Scholars International Webinar on:

Catalysis and Chemical Science

THEME: "The Role of New Technologies in the Fields of Catalysis and Chemical Science"

img2 24-25 Mar 2021
img2 Webinar | Virtual Meet | 11:00-17:00 GMT
Joseph Merola

Joseph Merola

Virginia Polytechnic Institute and State University, USA

Title: Double-Duty Complexes: Catalysis and Biological Activity in One Neat Package


Biography

Joseph S. Merola is a Professor of Chemistry at Virginia Tech and a graduate of Carnegie-Mellon University (B.S. Chemistry, 1974).  He received his Ph.D. in chemistry in 1978 from M.I.T under the direction of Professor Dietmar Seyferth.  In 1978, he joined the Corporate Research Laboratories of Exxon Research and Engineering Co in New Jersey.  In 1987, he joined Virginia Tech where he has been ever since, although he has held many different roles over his time there.  Professor Merola is a Fellow of the American Chemical Society and a Fellow of the American Association for the Advancement of Science. He has published over 120 papers in the organometallic chemistry and catalysis field.

Abstract

“Piano-Stool” complexes of transition metals have been known since the beginning of “modern” organometallic chemistry, often dated to the serendipitous discovery of ferrocene in 1951.  Since then, the number of pi-complexes of metals including other sandwich and half-sandwich compounds (piano-stools) is difficult to quantify.  A “Google Scholar” search on the terms “piano-stool” or “half-sandwich” complexes returned over 150,000 hits and that is probably not a complete accounting.  With at least that number in the literature, is there anything new to add to the field?  It is the hope that this lecture will convince you that the answer is “yes!”

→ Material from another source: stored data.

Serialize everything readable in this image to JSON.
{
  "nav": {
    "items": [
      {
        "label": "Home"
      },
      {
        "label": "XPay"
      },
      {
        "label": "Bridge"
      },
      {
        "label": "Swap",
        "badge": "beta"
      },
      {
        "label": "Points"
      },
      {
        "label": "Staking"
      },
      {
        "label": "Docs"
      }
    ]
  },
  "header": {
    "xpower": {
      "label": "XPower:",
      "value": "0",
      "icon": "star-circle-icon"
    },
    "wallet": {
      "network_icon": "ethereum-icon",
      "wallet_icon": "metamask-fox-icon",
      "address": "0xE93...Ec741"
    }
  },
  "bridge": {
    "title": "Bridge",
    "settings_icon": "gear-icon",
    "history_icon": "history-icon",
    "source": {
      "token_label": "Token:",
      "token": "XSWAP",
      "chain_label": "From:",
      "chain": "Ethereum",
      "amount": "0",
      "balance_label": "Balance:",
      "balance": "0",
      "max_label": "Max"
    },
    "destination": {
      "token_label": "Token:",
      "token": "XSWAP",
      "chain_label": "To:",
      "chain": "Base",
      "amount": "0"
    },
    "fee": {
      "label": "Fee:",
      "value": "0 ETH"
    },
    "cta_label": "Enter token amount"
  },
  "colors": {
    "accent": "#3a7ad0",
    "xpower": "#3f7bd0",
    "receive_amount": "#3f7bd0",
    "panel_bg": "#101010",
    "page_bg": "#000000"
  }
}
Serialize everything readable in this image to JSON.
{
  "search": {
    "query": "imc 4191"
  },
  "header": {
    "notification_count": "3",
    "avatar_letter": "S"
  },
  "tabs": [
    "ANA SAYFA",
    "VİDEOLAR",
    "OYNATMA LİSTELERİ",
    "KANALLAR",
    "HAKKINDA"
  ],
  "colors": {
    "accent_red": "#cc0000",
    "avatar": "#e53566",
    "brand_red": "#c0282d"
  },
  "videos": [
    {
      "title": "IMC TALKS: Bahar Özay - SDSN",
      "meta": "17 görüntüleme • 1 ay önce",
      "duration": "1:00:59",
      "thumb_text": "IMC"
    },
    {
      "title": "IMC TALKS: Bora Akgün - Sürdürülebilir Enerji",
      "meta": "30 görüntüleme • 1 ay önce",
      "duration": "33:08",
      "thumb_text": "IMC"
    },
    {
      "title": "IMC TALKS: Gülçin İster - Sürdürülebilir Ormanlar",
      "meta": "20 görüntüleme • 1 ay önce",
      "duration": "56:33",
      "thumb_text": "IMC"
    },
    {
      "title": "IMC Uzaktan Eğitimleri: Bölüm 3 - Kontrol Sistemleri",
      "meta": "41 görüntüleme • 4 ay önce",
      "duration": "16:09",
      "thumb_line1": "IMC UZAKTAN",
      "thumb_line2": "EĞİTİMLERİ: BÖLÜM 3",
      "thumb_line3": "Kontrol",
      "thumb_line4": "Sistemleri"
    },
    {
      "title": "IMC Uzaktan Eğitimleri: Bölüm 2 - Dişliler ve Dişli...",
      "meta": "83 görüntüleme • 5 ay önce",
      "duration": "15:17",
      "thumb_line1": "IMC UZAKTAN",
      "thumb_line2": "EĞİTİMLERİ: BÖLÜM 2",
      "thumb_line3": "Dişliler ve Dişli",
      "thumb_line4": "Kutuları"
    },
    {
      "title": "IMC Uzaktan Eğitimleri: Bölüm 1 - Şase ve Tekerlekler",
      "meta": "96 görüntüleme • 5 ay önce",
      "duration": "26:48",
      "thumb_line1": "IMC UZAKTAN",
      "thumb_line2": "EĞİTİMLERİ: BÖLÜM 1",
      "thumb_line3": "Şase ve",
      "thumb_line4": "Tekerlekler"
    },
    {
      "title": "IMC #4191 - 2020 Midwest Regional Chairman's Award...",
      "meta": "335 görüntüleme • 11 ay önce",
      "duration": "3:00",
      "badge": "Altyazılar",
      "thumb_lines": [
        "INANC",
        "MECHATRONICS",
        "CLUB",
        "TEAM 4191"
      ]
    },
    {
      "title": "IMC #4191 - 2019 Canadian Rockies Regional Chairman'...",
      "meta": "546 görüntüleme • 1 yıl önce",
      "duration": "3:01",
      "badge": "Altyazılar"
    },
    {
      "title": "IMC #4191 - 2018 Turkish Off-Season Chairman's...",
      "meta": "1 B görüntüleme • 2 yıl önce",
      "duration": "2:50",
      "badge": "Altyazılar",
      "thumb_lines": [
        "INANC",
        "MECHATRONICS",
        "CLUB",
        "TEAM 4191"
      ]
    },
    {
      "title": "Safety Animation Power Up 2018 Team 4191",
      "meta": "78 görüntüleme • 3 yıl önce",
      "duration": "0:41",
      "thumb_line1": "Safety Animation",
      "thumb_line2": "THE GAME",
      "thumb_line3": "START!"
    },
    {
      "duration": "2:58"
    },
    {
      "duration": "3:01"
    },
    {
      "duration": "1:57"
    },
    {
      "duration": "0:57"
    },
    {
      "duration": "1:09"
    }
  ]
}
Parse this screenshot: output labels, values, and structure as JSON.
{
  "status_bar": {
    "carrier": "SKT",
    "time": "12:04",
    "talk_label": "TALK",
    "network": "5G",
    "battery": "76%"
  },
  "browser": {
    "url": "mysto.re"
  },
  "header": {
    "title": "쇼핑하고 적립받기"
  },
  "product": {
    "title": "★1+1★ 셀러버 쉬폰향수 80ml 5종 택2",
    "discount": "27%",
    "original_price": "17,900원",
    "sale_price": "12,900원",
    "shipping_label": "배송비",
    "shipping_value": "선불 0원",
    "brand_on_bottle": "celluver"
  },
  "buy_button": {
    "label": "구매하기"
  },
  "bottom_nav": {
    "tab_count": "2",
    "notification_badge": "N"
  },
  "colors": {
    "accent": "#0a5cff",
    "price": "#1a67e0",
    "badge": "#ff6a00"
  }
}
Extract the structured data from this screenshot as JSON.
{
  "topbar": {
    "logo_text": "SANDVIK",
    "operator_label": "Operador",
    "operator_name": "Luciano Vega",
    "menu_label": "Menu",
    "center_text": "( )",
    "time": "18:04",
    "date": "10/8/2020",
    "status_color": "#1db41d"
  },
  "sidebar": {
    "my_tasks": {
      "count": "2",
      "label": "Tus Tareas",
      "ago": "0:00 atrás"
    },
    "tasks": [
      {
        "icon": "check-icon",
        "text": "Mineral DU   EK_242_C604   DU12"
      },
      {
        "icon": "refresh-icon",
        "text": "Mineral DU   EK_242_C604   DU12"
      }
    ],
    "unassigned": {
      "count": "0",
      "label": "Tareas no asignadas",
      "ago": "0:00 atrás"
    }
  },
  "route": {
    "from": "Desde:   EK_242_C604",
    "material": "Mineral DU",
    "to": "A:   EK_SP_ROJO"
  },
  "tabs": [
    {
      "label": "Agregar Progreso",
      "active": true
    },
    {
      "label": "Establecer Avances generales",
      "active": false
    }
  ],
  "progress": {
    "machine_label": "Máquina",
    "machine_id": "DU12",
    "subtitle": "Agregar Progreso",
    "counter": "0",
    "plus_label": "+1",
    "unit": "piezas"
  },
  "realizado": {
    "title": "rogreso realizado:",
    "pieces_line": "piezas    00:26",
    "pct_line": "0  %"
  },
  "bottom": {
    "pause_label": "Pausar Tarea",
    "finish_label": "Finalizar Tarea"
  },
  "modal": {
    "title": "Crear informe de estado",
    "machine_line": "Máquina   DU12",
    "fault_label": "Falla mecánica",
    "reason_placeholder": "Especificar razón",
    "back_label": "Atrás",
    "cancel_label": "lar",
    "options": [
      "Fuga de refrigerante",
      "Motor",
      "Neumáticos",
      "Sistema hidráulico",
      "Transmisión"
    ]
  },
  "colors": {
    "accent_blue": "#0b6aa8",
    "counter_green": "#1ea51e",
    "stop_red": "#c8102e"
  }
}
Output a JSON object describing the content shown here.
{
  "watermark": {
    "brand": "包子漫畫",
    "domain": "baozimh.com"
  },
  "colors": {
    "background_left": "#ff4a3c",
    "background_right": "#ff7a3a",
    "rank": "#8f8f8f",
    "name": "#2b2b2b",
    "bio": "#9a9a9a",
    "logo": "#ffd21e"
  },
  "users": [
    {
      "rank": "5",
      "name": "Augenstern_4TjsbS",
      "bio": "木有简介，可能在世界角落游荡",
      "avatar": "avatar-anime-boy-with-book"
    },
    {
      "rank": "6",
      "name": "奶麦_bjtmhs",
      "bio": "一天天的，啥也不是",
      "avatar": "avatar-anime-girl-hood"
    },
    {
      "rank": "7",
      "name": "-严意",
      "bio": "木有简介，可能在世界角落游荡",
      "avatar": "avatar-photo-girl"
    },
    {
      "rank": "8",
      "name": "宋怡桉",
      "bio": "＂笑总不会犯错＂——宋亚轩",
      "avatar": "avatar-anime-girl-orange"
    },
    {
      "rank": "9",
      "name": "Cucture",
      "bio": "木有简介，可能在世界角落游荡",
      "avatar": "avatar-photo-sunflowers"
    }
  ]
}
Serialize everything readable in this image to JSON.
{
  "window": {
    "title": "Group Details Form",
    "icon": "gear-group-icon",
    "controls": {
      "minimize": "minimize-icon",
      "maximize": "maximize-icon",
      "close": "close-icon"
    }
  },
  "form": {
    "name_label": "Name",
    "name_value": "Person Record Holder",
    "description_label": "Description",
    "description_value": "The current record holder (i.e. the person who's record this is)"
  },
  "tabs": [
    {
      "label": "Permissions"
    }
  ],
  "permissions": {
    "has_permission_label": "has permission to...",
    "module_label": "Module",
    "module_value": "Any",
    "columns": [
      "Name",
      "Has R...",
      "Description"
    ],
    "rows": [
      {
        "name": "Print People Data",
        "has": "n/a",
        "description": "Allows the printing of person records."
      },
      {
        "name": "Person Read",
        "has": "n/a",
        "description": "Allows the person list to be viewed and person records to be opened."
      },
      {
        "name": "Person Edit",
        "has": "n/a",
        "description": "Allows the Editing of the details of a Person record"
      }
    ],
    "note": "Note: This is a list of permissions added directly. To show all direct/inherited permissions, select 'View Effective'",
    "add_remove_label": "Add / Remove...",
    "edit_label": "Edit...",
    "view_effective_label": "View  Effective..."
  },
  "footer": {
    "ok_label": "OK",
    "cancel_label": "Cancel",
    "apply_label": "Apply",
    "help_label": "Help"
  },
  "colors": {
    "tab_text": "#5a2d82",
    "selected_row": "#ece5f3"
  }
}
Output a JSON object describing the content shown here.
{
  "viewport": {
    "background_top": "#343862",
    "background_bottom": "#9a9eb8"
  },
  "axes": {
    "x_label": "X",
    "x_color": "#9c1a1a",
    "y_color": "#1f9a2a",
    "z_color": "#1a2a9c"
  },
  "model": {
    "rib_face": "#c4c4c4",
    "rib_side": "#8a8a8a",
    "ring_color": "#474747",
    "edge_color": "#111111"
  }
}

This talk will describe chemistry of rhodium and iridium piano-stool complexes for:

  1. Hydrogenation/dehydrogenation chemistry
  2. Anti-microbial activity including anti-TB and anti-MRSA compounds.
    1. A tantalizing look at new anti-viral activity

In both areas, how changing the piano-stool metal, pi-ligand, and other ligands ca tune both catalytic activity and biological activity will be discussed.